Each bar represents a single game for a team, ordered left to right chronologically. If the bar is above the baseline, the team won that game; if the bar is below the baseline the team lost that game. The length of each bar is proportional to the RPI rank of the opponent in that game. For wins (above the baseline), the longer the bar, the better the RPI rank of the opponent. For losses (below the baseline), the longer the bar, the worse the RPI rank of the opponent.

This choice is meant to emphasize good wins (long bar above the baseline = win over a team with very good RPI) and bad losses (long bar below the baseline = loss to a team with very bad RPI). A team wants to have many long bars above the baseline (meaning many wins over good teams) and no long bars below it (meaning no losses to bad teams).

Bars with colors other than the default gray indicate especially good or bad results. All losses at home are given red bars, so a loss at home to a bad team gets a long red bar, which makes it stand out.

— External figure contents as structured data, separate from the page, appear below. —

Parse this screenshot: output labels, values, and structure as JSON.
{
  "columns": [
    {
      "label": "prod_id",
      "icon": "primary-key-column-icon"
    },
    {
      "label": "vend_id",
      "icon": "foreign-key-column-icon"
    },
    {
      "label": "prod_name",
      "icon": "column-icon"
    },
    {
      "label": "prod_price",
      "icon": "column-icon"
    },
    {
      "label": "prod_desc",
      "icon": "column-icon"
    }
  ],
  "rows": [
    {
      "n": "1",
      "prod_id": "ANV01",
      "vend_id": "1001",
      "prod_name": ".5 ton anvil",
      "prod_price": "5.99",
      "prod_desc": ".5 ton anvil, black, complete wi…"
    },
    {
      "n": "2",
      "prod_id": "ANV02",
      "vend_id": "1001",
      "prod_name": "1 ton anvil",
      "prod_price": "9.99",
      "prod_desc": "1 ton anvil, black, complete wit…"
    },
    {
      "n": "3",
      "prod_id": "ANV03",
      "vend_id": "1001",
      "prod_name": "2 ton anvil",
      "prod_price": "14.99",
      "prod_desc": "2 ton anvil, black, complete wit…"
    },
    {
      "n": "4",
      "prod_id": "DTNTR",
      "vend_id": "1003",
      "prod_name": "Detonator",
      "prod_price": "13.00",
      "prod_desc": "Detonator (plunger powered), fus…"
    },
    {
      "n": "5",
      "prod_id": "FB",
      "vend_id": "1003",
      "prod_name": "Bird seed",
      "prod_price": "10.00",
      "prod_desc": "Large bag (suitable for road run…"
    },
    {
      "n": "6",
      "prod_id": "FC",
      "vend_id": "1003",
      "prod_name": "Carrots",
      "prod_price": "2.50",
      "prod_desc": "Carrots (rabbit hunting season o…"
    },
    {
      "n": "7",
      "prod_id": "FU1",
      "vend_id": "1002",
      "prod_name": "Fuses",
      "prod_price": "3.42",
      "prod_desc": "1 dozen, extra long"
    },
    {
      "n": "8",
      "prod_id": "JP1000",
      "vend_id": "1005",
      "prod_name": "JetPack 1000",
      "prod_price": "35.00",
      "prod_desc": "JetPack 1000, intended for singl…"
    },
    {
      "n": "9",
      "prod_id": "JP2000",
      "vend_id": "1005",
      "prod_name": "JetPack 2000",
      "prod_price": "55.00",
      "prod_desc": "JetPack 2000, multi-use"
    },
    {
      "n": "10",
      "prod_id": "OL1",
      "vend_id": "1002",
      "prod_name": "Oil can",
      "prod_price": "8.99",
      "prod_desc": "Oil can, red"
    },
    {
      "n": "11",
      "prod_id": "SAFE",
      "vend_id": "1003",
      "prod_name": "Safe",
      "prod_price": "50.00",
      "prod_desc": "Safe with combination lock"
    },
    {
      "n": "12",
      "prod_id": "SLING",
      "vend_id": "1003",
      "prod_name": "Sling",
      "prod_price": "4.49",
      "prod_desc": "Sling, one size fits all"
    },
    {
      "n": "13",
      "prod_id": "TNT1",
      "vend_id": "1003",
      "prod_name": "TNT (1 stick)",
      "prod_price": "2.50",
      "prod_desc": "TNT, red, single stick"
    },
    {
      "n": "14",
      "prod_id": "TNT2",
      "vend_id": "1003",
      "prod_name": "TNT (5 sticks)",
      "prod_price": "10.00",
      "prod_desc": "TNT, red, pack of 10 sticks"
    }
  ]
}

Wins on the road get darker bars, so a road win over a good team gets a darker long bar, also emphasizing that.

Here's an example for current RPI #1 Tennessee . We can quickly make several observations about Tennessee's profile based on their sparkline:

They don't have any red bars, meaning they have no ~~road~~ home losses.
They have two very short and one medium length bar below the the baseline, so they have no truly bad losses. The two short bars are losses against highly ranked teams (RPI #4 Texas and #7 Vanderbilt); the medium bar represents their worst loss, at RPI #62 Kentucky.
They have several long darker bars above the line, indicating several road wins against good teams. Of course, the latest of these is their win at Memphis.

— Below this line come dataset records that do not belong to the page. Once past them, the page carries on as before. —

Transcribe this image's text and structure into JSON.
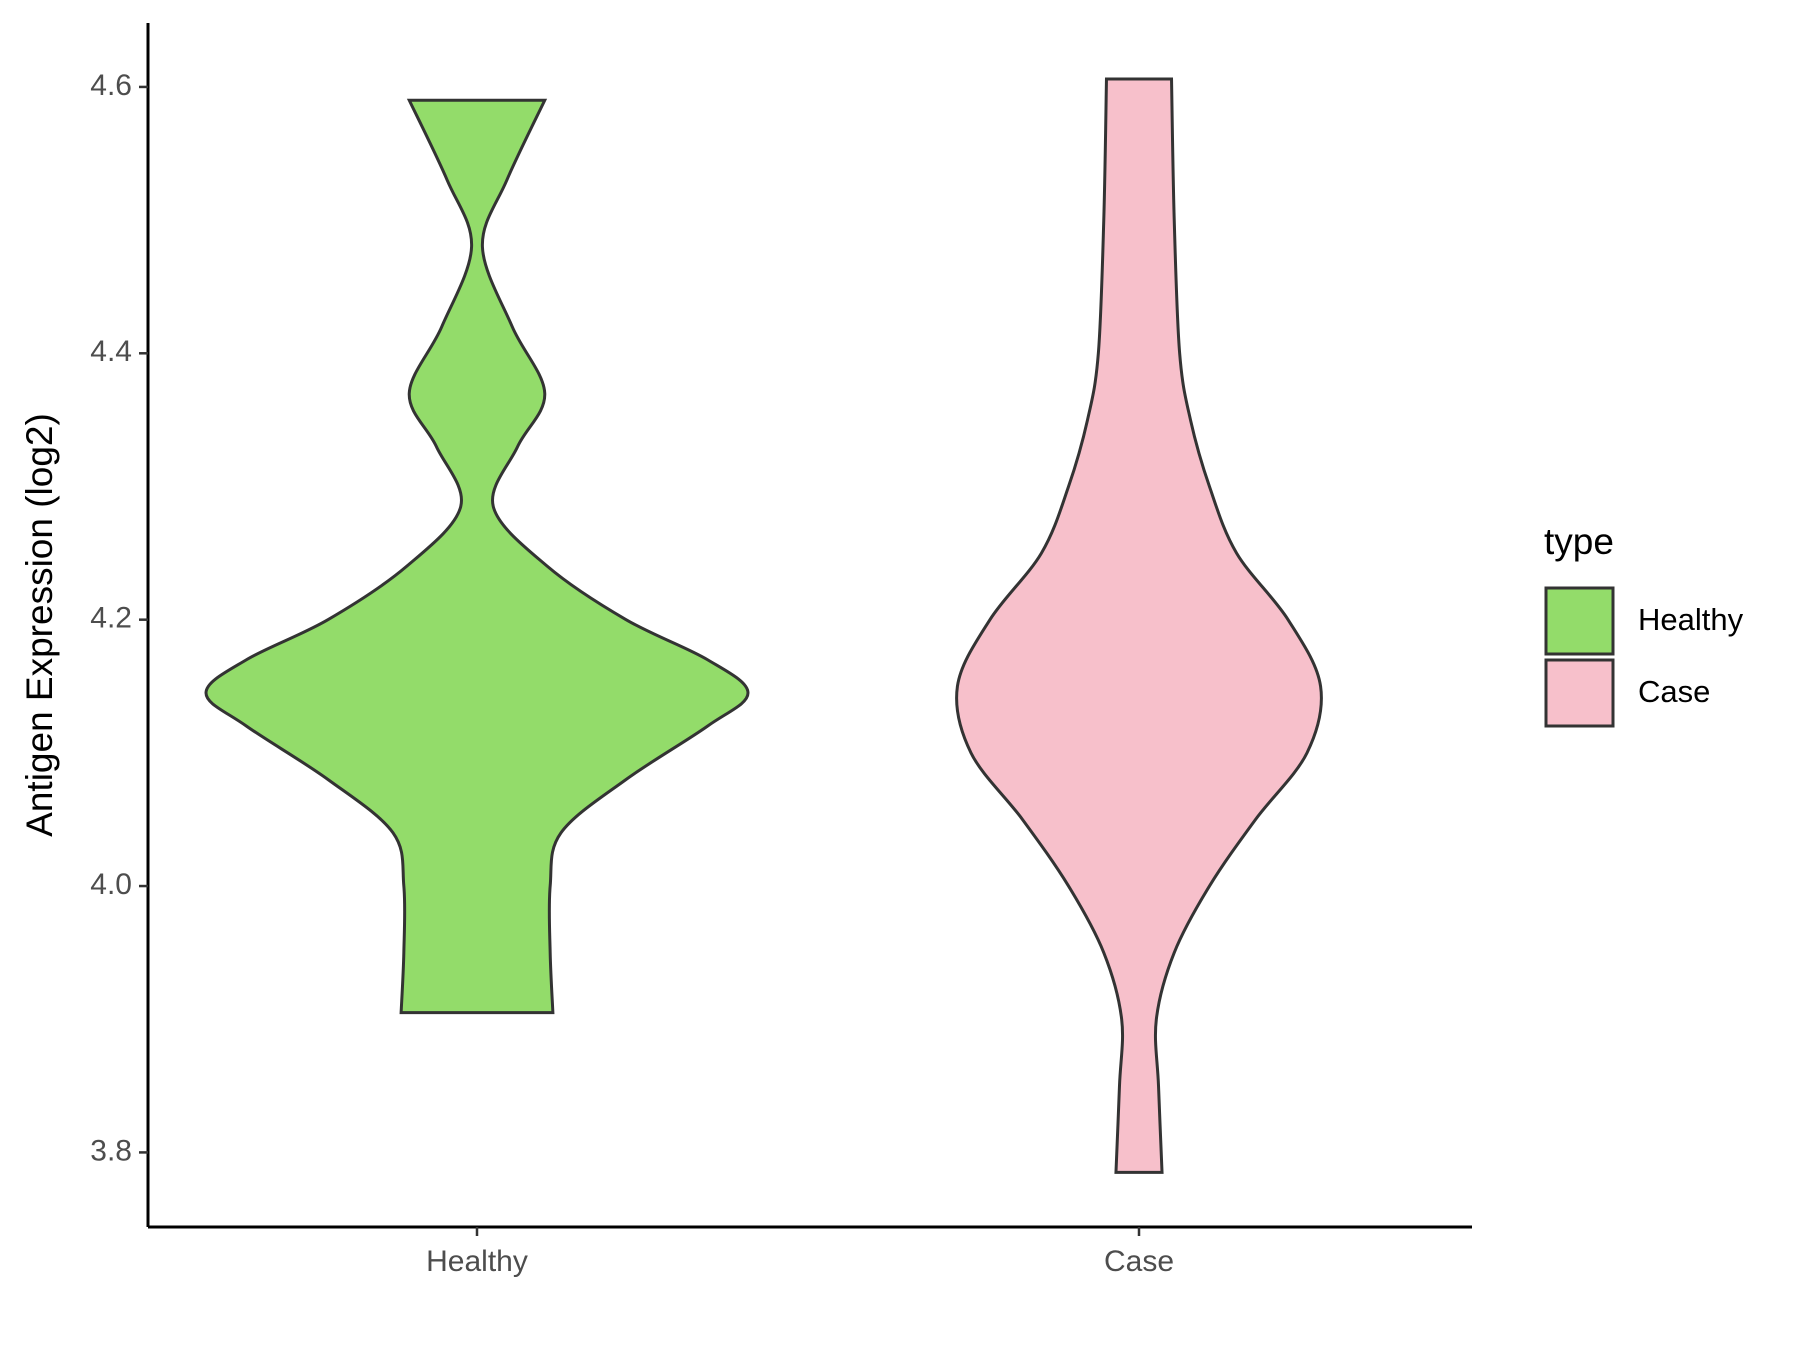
{
  "chart_data": {
    "type": "violin",
    "ylabel": "Antigen Expression (log2)",
    "categories": [
      "Healthy",
      "Case"
    ],
    "ylim": [
      3.744,
      4.648
    ],
    "yticks": [
      {
        "value": 3.8,
        "label": "3.8"
      },
      {
        "value": 4.0,
        "label": "4.0"
      },
      {
        "value": 4.2,
        "label": "4.2"
      },
      {
        "value": 4.4,
        "label": "4.4"
      },
      {
        "value": 4.6,
        "label": "4.6"
      }
    ],
    "legend_title": "type",
    "legend_position": "right",
    "series": [
      {
        "name": "Healthy",
        "color": "#93dc6a",
        "y": [
          3.905,
          3.95,
          4.0,
          4.04,
          4.08,
          4.12,
          4.145,
          4.17,
          4.2,
          4.24,
          4.285,
          4.33,
          4.37,
          4.42,
          4.48,
          4.53,
          4.59
        ],
        "density": [
          0.28,
          0.27,
          0.27,
          0.31,
          0.55,
          0.85,
          1.0,
          0.85,
          0.55,
          0.26,
          0.06,
          0.15,
          0.25,
          0.13,
          0.02,
          0.11,
          0.25
        ]
      },
      {
        "name": "Case",
        "color": "#f7c0cb",
        "y": [
          3.785,
          3.85,
          3.9,
          3.95,
          4.0,
          4.05,
          4.1,
          4.15,
          4.2,
          4.25,
          4.3,
          4.35,
          4.4,
          4.5,
          4.606
        ],
        "density": [
          0.085,
          0.072,
          0.064,
          0.13,
          0.26,
          0.43,
          0.62,
          0.67,
          0.55,
          0.36,
          0.26,
          0.19,
          0.15,
          0.13,
          0.12
        ]
      }
    ]
  }
}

Here's another example for Connecticut . We can quickly make several observations about UConn's profile based on their sparkline:

They one medium-length red bar, representing a moderately bad home loss. (It was to RPI sub-100 Providence.)
They had won 11 games before that loss, but all were against low RPI teams. This is represented by the short bars above the line toward the left.
They have won 12 of 13 since the aforementioned loss to Providence. Several of the wins early in that run were against good teams (the longer bars above the line), but the quality of opponent has generally declined (the bars trend shorter toward the right).

In both cases, you can find the same information from a text data table. However, it is much easier and faster to spot trends visually, especially when the data is represented in a meaningful way.

I hope you enjoy this latest addition to Crashing the Dance, and if you have any questions or feedback (on the sparklines or any part of the site), I would love to hear them.